Um projeto de lei apresentado na Assembleia Legislativa de Mato Grosso do Sul propõe permitir que animais de estimação possam ser sepultados em jazigos familiares de cemitérios tradicionais no estado. A iniciativa é de autoria do deputado estadual Lucas de Lima, atualmente sem filiação partidária.
A proposta busca regulamentar o sepultamento conjunto de humanos e animais de companhia, estabelecendo regras que garantam respeito aos vínculos afetivos entre tutores e seus pets, além de definir critérios sanitários e ambientais para esse tipo de prática.
De acordo com o texto do projeto, poderão ser considerados animais de estimação — também definidos como “animais não humanos” — cães, gatos ou outros animais domésticos que possuam vínculo afetivo reconhecido com seus tutores.
O projeto também define o conceito de jazigo familiar como o espaço localizado em cemitérios tradicionais destinado ao sepultamento de membros de uma mesma família, podendo, caso a proposta seja aprovada, ser estendido ao enterro de animais de estimação pertencentes àquela família.
Pela proposta, os cemitérios poderão autorizar o sepultamento de animais em jazigos familiares mediante solicitação do titular do espaço, desde que sejam respeitadas as normas sanitárias e ambientais vigentes.
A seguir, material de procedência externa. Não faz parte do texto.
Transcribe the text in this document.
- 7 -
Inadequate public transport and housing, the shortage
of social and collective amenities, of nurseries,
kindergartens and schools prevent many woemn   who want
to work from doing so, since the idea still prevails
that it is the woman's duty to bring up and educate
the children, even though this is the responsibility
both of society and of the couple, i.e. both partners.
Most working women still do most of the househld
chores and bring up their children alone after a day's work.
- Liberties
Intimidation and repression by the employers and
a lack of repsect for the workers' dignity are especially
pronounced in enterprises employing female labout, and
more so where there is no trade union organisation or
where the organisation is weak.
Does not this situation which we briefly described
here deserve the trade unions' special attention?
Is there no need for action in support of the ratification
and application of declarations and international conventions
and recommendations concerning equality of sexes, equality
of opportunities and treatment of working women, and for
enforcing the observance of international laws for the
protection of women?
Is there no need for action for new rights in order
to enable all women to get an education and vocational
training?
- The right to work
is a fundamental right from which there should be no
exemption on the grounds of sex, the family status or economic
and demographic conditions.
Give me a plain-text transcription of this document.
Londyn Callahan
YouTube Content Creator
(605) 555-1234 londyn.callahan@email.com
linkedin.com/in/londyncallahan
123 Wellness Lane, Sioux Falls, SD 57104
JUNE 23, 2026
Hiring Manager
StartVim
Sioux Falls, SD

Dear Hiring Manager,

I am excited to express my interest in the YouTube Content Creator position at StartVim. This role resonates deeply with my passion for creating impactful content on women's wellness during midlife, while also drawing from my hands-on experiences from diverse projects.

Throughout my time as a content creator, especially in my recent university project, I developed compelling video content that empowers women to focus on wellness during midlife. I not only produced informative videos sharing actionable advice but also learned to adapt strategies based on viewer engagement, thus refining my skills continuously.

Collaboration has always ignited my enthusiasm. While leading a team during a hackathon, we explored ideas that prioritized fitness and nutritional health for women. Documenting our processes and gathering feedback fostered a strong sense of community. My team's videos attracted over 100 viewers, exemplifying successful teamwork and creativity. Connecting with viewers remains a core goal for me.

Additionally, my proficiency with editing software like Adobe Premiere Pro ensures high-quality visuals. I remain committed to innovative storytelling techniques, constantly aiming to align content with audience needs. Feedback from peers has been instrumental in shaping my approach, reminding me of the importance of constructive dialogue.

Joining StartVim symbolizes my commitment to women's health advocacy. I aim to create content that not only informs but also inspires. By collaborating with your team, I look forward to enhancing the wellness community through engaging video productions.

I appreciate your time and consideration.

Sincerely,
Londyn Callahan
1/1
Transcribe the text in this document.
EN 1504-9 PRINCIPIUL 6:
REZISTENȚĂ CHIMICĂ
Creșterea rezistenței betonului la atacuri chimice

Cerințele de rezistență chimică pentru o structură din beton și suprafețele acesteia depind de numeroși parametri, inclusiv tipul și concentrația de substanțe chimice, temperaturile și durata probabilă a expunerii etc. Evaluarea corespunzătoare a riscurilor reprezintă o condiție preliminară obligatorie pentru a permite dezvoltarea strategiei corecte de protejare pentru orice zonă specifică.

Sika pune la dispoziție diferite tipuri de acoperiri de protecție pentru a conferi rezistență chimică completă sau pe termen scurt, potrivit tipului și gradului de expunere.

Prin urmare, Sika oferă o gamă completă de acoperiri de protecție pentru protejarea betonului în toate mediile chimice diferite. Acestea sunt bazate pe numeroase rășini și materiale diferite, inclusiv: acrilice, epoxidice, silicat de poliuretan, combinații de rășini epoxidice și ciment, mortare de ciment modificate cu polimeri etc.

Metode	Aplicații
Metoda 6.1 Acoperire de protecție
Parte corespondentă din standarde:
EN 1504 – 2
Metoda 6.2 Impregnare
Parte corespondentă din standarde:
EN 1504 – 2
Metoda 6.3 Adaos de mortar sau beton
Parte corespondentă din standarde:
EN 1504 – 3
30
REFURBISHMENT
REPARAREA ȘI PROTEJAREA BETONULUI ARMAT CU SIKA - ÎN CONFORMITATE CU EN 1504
O texto também determina que, nos casos em que o jazigo tenha mais de um responsável, será necessário o consentimento formal de todos os cotitulares.
Além disso, o sepultamento deverá ser devidamente registrado no sistema de administração do cemitério, garantindo controle e organização das informações.
Outro ponto previsto no projeto é a possibilidade de criação de espaços destinados à preservação da memória dos animais sepultados. Esses memoriais poderão ser físicos, como placas, columbários ou jardins, ou ainda digitais, permitindo que as famílias tenham acesso a registros virtuais sobre seus animais de estimação.
Na justificativa apresentada junto ao projeto, o deputado Lucas de Lima afirma que a proposta busca atender a uma demanda crescente da sociedade, que tem reconhecido cada vez mais a importância do vínculo afetivo entre pessoas e seus animais de companhia.
Segundo ele, além de valorizar essa relação, a regulamentação também pode oferecer uma alternativa adequada do ponto de vista sanitário e ambiental para a destinação dos corpos de animais domésticos após a morte.
O projeto agora segue para análise da Comissão de Constituição, Justiça e Redação da Assembleia Legislativa de Mato Grosso do Sul, que será responsável por avaliar a constitucionalidade e a legalidade da proposta antes que ela avance para as próximas etapas de tramitação no Legislativo estadual.